Coalition has scope to alter key parts of judiciary
Many questions remain over how new Court of Appeal will operate
The Four Courts in Dublin. The High Court has lost a number of prominent judges recently and will be further depleted within months. Photograph: Bryan O’Brien
More than 15 vacancies are expected to arise on the superior courts in the coming months, giving the Government a rare opportunity to reshape key parts of the judiciary.
The changes will be felt first in the High Court, which has lost a number of prominent judges recently and will be further depleted within months, when Mr Justice Eamon de Valera and Ms Justice Maureen Clark reach retirement age.
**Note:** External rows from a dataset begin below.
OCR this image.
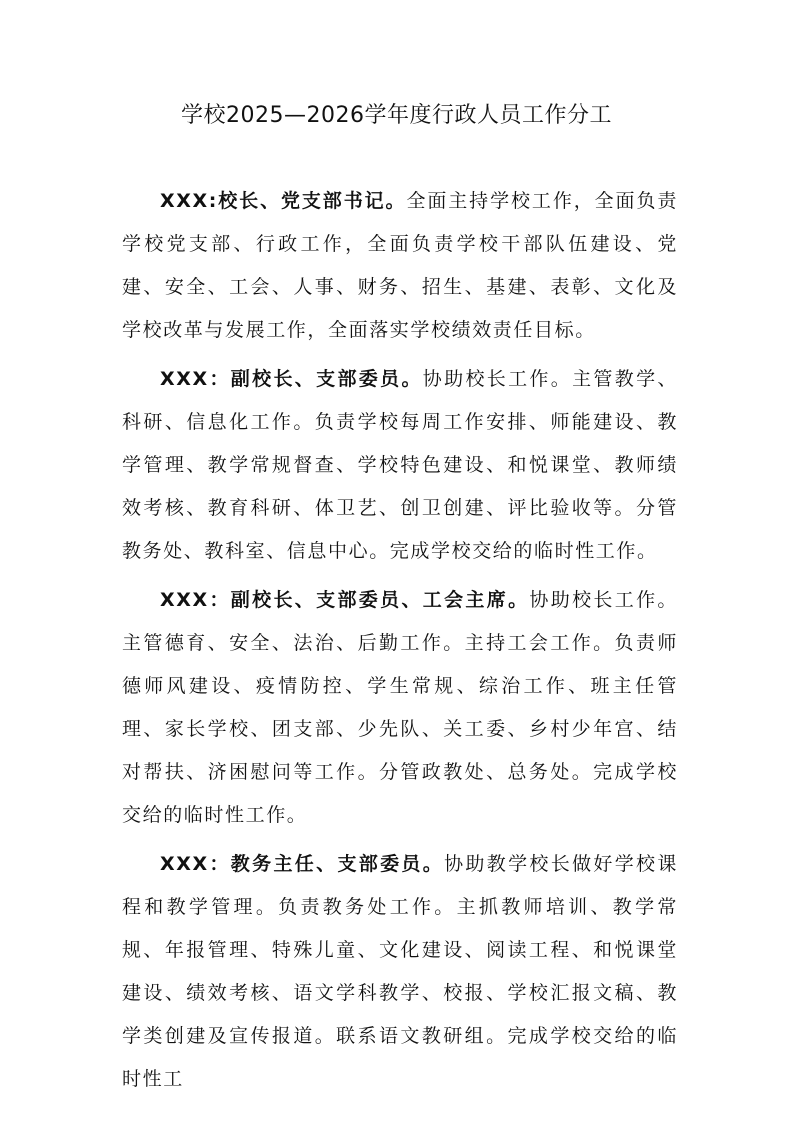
学校2025—2026学年度行政人员工作分工

XXX:校长、党支部书记。全面主持学校工作，全面负责学校党支部、行政工作，全面负责学校干部队伍建设、党建、安全、工会、人事、财务、招生、基建、表彰、文化及学校改革与发展工作，全面落实学校绩效责任目标。

XXX：副校长、支部委员。协助校长工作。主管教学、科研、信息化工作。负责学校每周工作安排、师能建设、教学管理、教学常规督查、学校特色建设、和悦课堂、教师绩效考核、教育科研、体卫艺、创卫创建、评比验收等。分管教务处、教科室、信息中心。完成学校交给的临时性工作。

XXX：副校长、支部委员、工会主席。协助校长工作。主管德育、安全、法治、后勤工作。主持工会工作。负责师德师风建设、疫情防控、学生常规、综治工作、班主任管理、家长学校、团支部、少先队、关工委、乡村少年宫、结对帮扶、济困慰问等工作。分管政教处、总务处。完成学校交给的临时性工作。

XXX：教务主任、支部委员。协助教学校长做好学校课程和教学管理。负责教务处工作。主抓教师培训、教学常规、年报管理、特殊儿童、文化建设、阅读工程、和悦课堂建设、绩效考核、语文学科教学、校报、学校汇报文稿、教学类创建及宣传报道。联系语文教研组。完成学校交给的临时性工
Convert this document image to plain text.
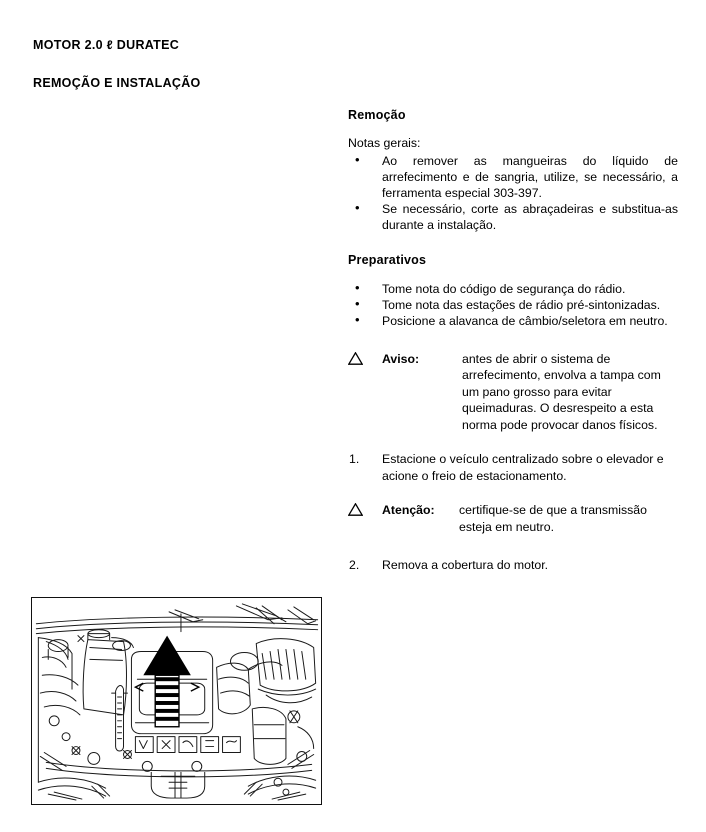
MOTOR 2.0 ℓ DURATEC
REMOÇÃO E INSTALAÇÃO
Remoção
Notas gerais:
• Ao remover as mangueiras do líquido de arrefecimento e de sangria, utilize, se necessário, a ferramenta especial 303-397.
• Se necessário, corte as abraçadeiras e substitua-as durante a instalação.
Preparativos
• Tome nota do código de segurança do rádio.
• Tome nota das estações de rádio pré-sintonizadas.
• Posicione a alavanca de câmbio/seletora em neutro.
Aviso:	antes de abrir o sistema de arrefecimento, envolva a tampa com um pano grosso para evitar queimaduras. O desrespeito a esta norma pode provocar danos físicos.
1. Estacione o veículo centralizado sobre o elevador e acione o freio de estacionamento.
Atenção:	certifique-se de que a transmissão esteja em neutro.
2. Remova a cobertura do motor.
Later in the year, they will be followed by two more long-serving figures, Mr Justice Barry White and Mr Justice Daniel Herbert, who are also due to retire.
They are the ones we know about; speculation is rife that a number of other high-profile judges may step down before August 31st, which would allow them to benefit from a “grace period” open to public servants who wish to avoid a super-tax on their pensions above €115,000.
That would present real problems for the busy High Court, which has already had to absorb significant losses of late with the retirement of Mr Justice John Cooke, the sudden death of Mr Justice Kevin Feeney and the elevation to the Supreme Court of Ms Justice Mary Laffoy and Ms Justice Elizabeth Dunne.
One person who is staying put, however, is the president of the High Court, Mr Justice Nicholas Kearns, who has told colleagues he intends to remain in his position until his retirement in 2016 so as to provide continuity during a period of major upheaval for the court.
That would appear to rule him out as a candidate for the post of president of the Court of Appeal, the new institution that will sit between the Supreme Court and High Court and is expected to begin hearing appeals in the autumn.
The senior judge on the new court will become an ex-officio member of the Council of State and will be the person to substitute for the Chief Justice on the Presidential Commission, the body that takes over the functions of the office of President of Ireland when the office is vacant or the head of State is unavailable.
In key respects, the plans for the new court remain something of a mystery. It is not known how much its judges will earn, how long they will remain in their posts, where the court will sit, or precisely how it will interact with the Supreme Court, which – the thinking goes – will gradually be allowed to develop into a constitutional court.
Neither is it clear who will sit on the new court.